Schools and the school setting as we know them today began during the Industrial Revolution. They were modeled after a Prussian system of educating the masses. Although not to the public, their stated mission was to create only one thing: factory workers. For the first time in American history, learning was changed. It was taken from the home environment and placed inside four walls. At that time, subjects were broken up into categories, and there was a focus on the three R’s. Additionally, there was a great deal of focus on a structure that would create young people that could follow orders and take direction. It was a structure that created and valued mediocrity. The creative mind was one that caused problems for the system.
Unfortunately, we haven’t evolved from that structure much. It remains difficult for a child with different ideas or a strong spirit to find a place in the classroom.

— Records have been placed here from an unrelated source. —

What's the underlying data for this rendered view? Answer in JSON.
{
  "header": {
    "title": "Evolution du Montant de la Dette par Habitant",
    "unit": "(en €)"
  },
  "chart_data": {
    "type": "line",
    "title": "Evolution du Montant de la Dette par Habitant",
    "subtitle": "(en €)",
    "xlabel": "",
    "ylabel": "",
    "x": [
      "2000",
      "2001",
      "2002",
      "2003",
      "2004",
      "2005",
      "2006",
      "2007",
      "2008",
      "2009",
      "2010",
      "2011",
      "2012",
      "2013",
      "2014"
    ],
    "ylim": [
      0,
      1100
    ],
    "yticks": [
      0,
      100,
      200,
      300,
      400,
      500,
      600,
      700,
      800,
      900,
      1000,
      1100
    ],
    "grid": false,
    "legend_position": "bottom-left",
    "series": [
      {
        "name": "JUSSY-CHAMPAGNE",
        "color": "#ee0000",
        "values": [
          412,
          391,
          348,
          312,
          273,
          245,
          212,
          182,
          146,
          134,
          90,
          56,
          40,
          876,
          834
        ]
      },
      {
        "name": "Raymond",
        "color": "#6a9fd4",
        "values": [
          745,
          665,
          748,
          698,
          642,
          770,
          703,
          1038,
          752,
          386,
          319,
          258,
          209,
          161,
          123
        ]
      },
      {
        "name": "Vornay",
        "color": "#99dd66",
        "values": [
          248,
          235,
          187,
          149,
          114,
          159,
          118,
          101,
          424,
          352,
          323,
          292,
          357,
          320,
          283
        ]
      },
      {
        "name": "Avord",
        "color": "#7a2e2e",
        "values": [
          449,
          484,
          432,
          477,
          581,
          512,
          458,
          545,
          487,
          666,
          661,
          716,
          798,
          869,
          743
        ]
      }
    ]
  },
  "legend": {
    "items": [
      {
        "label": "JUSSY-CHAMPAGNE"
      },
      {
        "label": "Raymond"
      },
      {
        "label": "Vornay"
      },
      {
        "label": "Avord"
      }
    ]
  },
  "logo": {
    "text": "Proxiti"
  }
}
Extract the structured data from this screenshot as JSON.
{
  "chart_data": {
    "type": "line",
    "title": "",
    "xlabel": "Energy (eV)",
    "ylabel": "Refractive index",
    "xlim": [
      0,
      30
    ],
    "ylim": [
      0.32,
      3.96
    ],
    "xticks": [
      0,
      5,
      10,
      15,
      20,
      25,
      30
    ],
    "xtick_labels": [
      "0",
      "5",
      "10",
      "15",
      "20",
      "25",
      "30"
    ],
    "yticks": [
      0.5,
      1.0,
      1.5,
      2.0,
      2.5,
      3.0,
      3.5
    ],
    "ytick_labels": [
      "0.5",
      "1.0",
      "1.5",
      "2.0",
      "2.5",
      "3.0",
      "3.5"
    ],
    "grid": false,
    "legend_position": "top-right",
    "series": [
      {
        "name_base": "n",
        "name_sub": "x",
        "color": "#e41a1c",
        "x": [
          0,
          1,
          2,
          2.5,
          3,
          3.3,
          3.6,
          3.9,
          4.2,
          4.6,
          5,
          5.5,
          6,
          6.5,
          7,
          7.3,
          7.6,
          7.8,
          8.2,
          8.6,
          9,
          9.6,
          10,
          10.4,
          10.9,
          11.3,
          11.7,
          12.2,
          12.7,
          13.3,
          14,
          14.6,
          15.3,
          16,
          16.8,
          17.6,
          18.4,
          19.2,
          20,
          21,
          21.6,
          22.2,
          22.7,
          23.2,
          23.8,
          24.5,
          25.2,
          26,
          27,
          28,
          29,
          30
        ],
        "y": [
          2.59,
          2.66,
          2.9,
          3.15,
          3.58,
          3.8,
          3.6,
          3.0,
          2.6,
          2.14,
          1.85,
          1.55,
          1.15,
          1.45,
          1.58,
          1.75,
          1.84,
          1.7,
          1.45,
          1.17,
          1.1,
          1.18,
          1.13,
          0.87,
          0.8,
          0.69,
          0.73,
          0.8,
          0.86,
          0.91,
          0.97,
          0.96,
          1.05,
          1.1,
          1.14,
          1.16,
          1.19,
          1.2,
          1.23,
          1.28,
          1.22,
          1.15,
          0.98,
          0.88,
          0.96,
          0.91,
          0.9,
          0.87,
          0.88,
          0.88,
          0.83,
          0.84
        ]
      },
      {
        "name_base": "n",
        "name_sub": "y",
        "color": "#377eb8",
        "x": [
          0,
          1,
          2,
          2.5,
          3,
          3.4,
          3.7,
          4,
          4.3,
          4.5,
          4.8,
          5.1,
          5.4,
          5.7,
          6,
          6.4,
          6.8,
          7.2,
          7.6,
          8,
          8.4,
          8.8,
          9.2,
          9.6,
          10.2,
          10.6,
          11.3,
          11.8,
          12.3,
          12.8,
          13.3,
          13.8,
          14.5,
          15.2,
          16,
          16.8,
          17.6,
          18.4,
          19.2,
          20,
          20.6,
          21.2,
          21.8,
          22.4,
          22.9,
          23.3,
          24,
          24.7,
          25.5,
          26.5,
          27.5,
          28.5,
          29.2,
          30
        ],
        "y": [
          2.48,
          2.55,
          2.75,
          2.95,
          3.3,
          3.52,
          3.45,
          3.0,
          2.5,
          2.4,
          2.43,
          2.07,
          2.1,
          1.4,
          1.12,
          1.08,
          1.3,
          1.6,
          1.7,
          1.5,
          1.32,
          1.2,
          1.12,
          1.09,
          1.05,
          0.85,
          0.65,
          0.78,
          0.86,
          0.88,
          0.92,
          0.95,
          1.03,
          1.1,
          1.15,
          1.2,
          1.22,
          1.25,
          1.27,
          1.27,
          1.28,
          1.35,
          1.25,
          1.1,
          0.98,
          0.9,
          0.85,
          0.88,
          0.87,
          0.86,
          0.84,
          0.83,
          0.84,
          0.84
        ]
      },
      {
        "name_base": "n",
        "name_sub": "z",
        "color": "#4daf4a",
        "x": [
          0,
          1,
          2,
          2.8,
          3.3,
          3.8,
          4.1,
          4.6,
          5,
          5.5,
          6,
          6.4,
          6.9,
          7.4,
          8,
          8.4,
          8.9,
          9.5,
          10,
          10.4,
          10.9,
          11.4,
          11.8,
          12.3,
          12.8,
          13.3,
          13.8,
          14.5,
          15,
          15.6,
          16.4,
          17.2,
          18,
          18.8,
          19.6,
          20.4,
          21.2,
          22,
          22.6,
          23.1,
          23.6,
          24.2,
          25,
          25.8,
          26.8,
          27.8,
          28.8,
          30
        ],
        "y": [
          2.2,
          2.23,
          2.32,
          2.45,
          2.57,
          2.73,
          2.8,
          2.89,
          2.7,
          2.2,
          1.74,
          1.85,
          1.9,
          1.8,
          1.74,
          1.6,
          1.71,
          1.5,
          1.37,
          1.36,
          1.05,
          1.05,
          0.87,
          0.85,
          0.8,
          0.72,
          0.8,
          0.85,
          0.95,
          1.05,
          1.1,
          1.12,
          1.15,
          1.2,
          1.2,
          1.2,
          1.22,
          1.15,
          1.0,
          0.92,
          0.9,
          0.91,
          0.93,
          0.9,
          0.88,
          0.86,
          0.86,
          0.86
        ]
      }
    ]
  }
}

They are labeled disruptive, annoying, or just plain trouble. Often teachers feel they need to break that spirit, get the child to conform and only then, have they reached success. Still, after all these years, we have trouble letting children think outside the box when they are within the box called school.
That box, like any tradition, is a hard one to break out of. We have a structure that not only doesn’t allow for a lot of wiggle room within it, but it is what we know and what we are used to, which makes it especially hard to not buy into it. However, if our goal is to create confident and creative children who grow into adults who have an impact on our world, we must.
Saying yes in the classroom is not always easy to do and having a ‘yes day’ can not look the same as in the home simply because of the structure of having twenty to thirty six kids, all with different needs and desires. Most teachers would say, “Yeah right. If I let them do what they wanted, it would be total chaos!” But there are ways to nurture that spirit.
Of course, moments of yes can’t happen on the first day of school in the same way that they would after you have been learning together for several months. I’ve heard it said many times that a teacher shouldn’t smile for the first six weeks of school. For the sake of child’s spirit, I can’t buy it.
Find yes moments within your school day, within your structure.
Childcare advocate and educator Dawn Fry says, “Giving choices is important, because making choices cultivates individuality and self-reliance. Only while making choices can children exercise their human faculties of perception, judgment, discriminative feeling, mental activity and even moral preference. When you offer choices, you are honoring the child's needs and innocence, which ultimately helps them develop self-confidence and build their self-esteem.”
Many teachers implement classroom management techniques such as marbles in a jar or point systems, which often result in the children earning time to make a free choice. They also rule out those who deserve that time. The question is, don’t all children deserve time to make choices? If we take that away from them, how will they become the change we wish to see?
It all comes down to philosophy. That there are things you ‘need to’ do, points in your curriculum that you need to get to, things they ‘need’ to know by the time you get finished with them. Of course, that curriculum is mandated by the government, but for anyone who has spent any time in the classroom, we know there are many ways of teaching any stated goal within any curriculum. If we can provide children with choice and autonomy in their learning, they will become more confident and actually retain the information more and better.